Başbakan’ın bu durumu “Densizlik” olarak nitelendiren söylemini de üçüncü kez Hürriyet Gazetesi, manşetine taşımıştır. Hürriyet muhabirlerinin çakır keyif olmalarına karşı ayıp etmenin affedilir bir iş olmadığı da böylece kanıtlanmıştır. Muhabirlerin bira keyiflerinin engellenmesine, daha da vahimi (!) yabancılar yanında küçük düşürülmesine bakan müdahil olmuş. Olaya Kültür ve Turizm Bakanı el koymuştur. Bakan “olay doğrudur. Olaya dini bir süs verilmemeli. Turizmde Türkiye’yi dünyanın yükselen trendi yapmaya uğraşırken, böyle üzücü olaylara asla müsamaha gösterilmeyecektir” diye de beyanat vermiştir.
Nihayetinde Hürriyet Gazetesi “Yerli müşteriye içki servisimiz yok” diyerek Dubai modeli uygulayan otele “ruhsata aykırı faaliyet” nedeniyle üç gün kapatma cezası verildiğini okurlarına duyurmuştur. 
Bu değerli muhabirlerin içki zevklerinin çiğnenmesinden daha çok laikliğin mahvolmasına (!) neden olacağı için Hürriyet, bu olayın üzerine üzerine gittiği vurgusunu yapmıştır. Nitekim gazete laiklik ilkesine olan bağlılığından dolayı sorumlu gazetecilik (!) örneği vererek bir bardak birayı, devlet sorunu haline getirmeyi başarmıştır.

Yabancıya değil Türk’e  ayrım var!
Kuşkusuz bu tür uygulamalar en hafif tabiriyle işgüzarlıktır. İçkiyi yabancıya verip, yerliye vermemenin ne mantığı ne de tutarlılığı vardır. Buna dini ya da siyasi bir anlam yüklemek de saçmalamaktır. Bilindiği gibi Türkiye’de bugün hiçbir alanda yerli yabancı; Türk/İngiliz; Türkçe/İngilizce; şarap/zemzem suyu, koyun eti/domuz eti kısacası Müslüman Hıristiyan farkı kalmamıştır! Mahallelerde baskı denilen bir şeye de pek rastlamak mümkün değildir. Artık her yerde yabancı kardeşlerimiz (!) hem İncil’ini, hem misyonunu hem de salyangozunu rahatlıkla satabilmektedir. Bu ülkede yabancıya değil yerliye ayrım daha doğrusu ikinci sınıf muamele yapılmaktadır! Otelde yapılan da budur.

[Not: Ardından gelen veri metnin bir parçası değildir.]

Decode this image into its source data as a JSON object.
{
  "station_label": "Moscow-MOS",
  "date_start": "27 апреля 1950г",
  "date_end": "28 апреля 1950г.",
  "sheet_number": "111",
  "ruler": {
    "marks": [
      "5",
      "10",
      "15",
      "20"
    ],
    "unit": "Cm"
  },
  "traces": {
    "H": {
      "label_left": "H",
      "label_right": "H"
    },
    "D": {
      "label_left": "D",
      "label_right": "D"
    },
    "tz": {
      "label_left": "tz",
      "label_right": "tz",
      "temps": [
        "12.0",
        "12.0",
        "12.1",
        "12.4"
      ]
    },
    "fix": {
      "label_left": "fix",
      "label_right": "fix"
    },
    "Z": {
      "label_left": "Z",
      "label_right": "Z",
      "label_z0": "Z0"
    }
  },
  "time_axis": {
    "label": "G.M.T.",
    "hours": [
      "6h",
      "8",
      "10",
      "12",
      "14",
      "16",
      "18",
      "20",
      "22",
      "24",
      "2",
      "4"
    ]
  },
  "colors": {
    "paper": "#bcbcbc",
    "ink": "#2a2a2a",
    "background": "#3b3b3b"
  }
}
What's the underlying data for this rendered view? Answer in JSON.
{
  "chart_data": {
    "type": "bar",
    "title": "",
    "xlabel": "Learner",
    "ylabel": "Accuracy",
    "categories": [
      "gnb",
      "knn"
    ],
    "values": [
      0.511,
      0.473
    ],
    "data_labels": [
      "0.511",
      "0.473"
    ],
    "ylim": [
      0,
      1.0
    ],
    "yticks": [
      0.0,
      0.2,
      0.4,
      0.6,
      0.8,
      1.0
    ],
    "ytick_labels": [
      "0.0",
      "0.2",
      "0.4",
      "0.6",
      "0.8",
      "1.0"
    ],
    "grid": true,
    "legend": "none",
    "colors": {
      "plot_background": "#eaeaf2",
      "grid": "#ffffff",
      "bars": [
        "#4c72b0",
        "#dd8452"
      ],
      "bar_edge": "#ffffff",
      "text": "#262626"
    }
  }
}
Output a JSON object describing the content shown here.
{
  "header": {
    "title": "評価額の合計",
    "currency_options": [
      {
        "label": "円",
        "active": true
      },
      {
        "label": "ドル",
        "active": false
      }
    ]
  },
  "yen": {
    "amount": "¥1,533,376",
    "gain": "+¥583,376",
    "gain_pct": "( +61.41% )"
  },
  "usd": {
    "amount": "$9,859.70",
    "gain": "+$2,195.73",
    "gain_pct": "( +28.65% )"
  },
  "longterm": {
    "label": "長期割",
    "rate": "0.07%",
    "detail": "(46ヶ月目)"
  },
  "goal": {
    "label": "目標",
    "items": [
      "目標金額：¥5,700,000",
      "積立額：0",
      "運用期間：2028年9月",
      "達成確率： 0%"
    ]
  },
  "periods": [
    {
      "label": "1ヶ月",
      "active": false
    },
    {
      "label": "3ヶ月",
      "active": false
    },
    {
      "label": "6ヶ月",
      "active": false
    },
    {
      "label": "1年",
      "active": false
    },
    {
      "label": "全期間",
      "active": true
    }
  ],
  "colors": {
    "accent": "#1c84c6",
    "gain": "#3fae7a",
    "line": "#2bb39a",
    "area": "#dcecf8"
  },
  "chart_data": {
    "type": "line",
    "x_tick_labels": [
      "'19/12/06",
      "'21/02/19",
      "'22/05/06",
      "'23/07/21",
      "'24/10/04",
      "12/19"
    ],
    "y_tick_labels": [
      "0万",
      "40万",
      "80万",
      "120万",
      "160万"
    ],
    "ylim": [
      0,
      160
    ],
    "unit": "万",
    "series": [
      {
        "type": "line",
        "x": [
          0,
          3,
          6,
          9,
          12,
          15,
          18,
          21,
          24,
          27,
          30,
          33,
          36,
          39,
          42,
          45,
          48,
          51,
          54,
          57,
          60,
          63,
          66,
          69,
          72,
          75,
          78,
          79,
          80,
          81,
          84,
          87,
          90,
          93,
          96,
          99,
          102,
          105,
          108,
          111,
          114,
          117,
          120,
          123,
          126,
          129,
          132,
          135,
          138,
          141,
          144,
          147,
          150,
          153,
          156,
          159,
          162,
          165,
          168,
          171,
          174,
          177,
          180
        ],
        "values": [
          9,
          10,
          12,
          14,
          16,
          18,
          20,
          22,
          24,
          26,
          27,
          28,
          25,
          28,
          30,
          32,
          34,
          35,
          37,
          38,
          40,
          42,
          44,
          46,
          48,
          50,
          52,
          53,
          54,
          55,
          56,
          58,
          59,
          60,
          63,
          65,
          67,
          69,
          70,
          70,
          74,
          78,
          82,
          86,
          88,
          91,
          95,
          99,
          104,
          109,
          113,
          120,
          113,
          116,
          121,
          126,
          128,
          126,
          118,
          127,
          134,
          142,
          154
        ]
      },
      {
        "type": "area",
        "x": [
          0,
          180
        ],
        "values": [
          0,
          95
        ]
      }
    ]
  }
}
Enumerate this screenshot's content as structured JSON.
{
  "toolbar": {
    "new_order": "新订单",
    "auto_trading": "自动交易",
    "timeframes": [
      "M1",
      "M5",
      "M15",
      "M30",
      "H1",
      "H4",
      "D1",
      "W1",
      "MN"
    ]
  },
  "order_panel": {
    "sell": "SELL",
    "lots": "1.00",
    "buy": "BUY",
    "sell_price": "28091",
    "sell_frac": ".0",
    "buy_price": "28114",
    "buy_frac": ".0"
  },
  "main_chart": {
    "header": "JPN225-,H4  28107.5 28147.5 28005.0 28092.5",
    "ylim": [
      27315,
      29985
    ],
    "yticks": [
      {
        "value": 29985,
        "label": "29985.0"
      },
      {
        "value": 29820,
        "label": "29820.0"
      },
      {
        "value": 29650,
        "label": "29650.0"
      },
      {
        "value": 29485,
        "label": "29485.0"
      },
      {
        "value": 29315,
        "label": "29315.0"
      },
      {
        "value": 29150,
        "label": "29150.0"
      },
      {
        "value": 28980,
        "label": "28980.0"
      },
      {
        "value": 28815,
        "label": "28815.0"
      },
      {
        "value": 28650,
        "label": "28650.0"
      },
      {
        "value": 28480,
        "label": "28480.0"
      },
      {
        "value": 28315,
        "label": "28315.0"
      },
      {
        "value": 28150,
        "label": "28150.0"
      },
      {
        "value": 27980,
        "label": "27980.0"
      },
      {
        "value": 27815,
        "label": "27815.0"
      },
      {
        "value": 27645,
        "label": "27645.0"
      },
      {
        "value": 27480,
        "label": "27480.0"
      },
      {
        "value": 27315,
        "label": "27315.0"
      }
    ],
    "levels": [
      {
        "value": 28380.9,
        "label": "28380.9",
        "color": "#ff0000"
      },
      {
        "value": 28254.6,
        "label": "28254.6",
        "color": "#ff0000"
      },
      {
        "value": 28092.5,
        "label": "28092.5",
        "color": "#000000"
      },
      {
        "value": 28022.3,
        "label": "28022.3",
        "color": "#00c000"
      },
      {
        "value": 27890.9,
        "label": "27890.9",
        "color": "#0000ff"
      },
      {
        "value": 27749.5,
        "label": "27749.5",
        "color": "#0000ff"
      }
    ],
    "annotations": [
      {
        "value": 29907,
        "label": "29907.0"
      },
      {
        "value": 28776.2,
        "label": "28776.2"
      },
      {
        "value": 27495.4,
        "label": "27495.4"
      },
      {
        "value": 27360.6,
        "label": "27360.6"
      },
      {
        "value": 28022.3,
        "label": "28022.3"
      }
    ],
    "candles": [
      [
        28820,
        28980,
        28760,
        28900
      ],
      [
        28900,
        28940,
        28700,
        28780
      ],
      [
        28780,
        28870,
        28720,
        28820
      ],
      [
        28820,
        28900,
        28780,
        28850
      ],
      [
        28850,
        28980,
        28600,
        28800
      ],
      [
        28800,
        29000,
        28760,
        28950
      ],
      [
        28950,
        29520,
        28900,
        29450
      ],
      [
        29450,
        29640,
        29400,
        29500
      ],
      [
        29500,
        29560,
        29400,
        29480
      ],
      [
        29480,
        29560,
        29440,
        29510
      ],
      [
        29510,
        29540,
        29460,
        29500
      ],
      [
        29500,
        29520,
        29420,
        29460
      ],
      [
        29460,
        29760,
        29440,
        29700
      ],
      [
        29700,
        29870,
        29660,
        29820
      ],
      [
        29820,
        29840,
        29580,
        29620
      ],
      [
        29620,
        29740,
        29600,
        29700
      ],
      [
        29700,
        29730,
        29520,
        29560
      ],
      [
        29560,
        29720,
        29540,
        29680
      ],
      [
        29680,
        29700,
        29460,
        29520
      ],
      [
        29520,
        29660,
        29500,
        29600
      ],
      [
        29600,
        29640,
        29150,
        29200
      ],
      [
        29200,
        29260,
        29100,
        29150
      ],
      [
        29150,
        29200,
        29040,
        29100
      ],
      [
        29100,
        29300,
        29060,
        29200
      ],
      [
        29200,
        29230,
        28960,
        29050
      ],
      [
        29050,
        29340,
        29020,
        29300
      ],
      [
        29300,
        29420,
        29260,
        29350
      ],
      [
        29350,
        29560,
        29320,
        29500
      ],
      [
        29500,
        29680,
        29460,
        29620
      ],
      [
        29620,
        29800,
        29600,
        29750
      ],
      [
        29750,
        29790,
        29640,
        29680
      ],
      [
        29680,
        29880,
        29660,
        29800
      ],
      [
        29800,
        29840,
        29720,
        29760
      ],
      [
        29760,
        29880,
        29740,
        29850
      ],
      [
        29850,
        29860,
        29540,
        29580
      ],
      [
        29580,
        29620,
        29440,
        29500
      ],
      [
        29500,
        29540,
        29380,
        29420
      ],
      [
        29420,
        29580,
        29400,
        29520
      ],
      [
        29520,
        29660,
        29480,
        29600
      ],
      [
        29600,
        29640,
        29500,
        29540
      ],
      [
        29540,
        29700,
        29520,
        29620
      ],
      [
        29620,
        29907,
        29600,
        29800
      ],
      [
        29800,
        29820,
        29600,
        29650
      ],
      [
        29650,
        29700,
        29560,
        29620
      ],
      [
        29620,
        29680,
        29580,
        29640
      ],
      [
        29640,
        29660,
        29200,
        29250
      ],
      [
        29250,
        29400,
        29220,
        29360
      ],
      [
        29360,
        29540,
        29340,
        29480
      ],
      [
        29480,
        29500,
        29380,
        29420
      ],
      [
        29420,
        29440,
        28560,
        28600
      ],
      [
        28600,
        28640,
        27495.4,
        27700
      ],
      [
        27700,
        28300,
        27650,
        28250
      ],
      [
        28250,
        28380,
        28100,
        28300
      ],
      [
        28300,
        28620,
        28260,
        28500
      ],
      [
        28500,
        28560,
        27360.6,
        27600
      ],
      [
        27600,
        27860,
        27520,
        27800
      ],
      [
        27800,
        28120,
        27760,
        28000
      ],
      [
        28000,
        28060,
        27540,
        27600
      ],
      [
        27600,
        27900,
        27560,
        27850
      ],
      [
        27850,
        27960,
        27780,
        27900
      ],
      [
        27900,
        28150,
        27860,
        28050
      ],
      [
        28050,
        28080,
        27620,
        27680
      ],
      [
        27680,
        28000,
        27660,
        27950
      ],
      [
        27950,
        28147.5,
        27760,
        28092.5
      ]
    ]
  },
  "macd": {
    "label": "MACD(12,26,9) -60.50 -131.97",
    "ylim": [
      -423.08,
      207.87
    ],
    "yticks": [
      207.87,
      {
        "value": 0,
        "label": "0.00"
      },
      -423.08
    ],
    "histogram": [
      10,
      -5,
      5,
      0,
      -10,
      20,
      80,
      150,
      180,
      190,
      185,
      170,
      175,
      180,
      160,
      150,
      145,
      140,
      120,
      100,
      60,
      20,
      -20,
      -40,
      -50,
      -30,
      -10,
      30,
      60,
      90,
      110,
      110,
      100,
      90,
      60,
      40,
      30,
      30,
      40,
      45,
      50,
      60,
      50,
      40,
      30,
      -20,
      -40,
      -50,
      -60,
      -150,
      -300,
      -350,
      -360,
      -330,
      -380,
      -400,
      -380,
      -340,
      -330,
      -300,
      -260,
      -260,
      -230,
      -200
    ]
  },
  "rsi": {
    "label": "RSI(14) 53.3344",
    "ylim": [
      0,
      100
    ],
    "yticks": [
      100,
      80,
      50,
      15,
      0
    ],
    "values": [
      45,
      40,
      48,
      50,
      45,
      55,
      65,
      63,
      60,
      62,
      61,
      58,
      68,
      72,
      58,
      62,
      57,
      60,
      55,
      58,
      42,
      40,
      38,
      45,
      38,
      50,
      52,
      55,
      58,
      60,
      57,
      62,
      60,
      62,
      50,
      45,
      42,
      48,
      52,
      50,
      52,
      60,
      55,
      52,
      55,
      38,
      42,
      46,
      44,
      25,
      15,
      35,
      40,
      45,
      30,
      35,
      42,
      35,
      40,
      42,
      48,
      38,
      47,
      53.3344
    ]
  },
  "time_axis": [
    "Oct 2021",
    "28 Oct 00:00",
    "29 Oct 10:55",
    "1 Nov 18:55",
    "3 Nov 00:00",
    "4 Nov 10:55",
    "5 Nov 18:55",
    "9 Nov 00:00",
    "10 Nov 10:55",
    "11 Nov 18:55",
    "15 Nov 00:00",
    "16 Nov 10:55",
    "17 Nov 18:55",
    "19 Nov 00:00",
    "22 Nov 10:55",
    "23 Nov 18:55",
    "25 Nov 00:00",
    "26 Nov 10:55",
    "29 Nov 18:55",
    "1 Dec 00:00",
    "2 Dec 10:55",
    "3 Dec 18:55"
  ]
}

Türkçeye Yapılan Ayrımcılık!
Ancak işin bir başka yanı daha vardır. O da bu otelin yetkilileri bira ve içki içenler için ayrımcılık yapmadan önce dil ayrımcılığı yapmışlardır. Burası İstanbul ve burada resmi dil Türkçedir. Otelin adı ise Türkçe, Altın Boynuz değil “Golden Horn” dur. Adamlar önceliği İngilizceye verdiklerini otelin adını İngilizce koyarak zaten söylemiş olmaktadır.
Türkiye’de İngilizceye hizmet edenlerin, içki içmedeki hizmet önceliğini İngilizlere vermelerinden daha doğal ne olabilir? Hürriyet Gazetesini, otelin İngilizce olan adı rahatsız etmezken, İngiliz’e verilip kendilerine verilmeyen bira servisi rahatsız ediyor. Bu zatlar Türkçe’nin ikinci konuma düşürüldüğü bir yerde Türk’e de ikinci sınıf bir muamele yapılacağını bir türlü anlamıyorlar. Bu eşyanın doğası gereğidir. Türkiye’de bir işletme eğer adını İngilizce koymuşsa hedef kitlesi de İngiliz demektir.
Ancak birilerinin gerçek amacı üzüm yemek değil, bağcı dövmek olunca ilginç yöntemler devreye sokuluyor. İstanbul’daki otelin bu denli üzerine gidilmesinin, ayrımcı uygulamasından daha çok arka planındaki kirli hesaplaşmalarla ilgili olduğu düşünülmelidir. Yoksa habbeler kubbe yapılmaz, bir bardak suda da bunca fırtına koparılmazdı!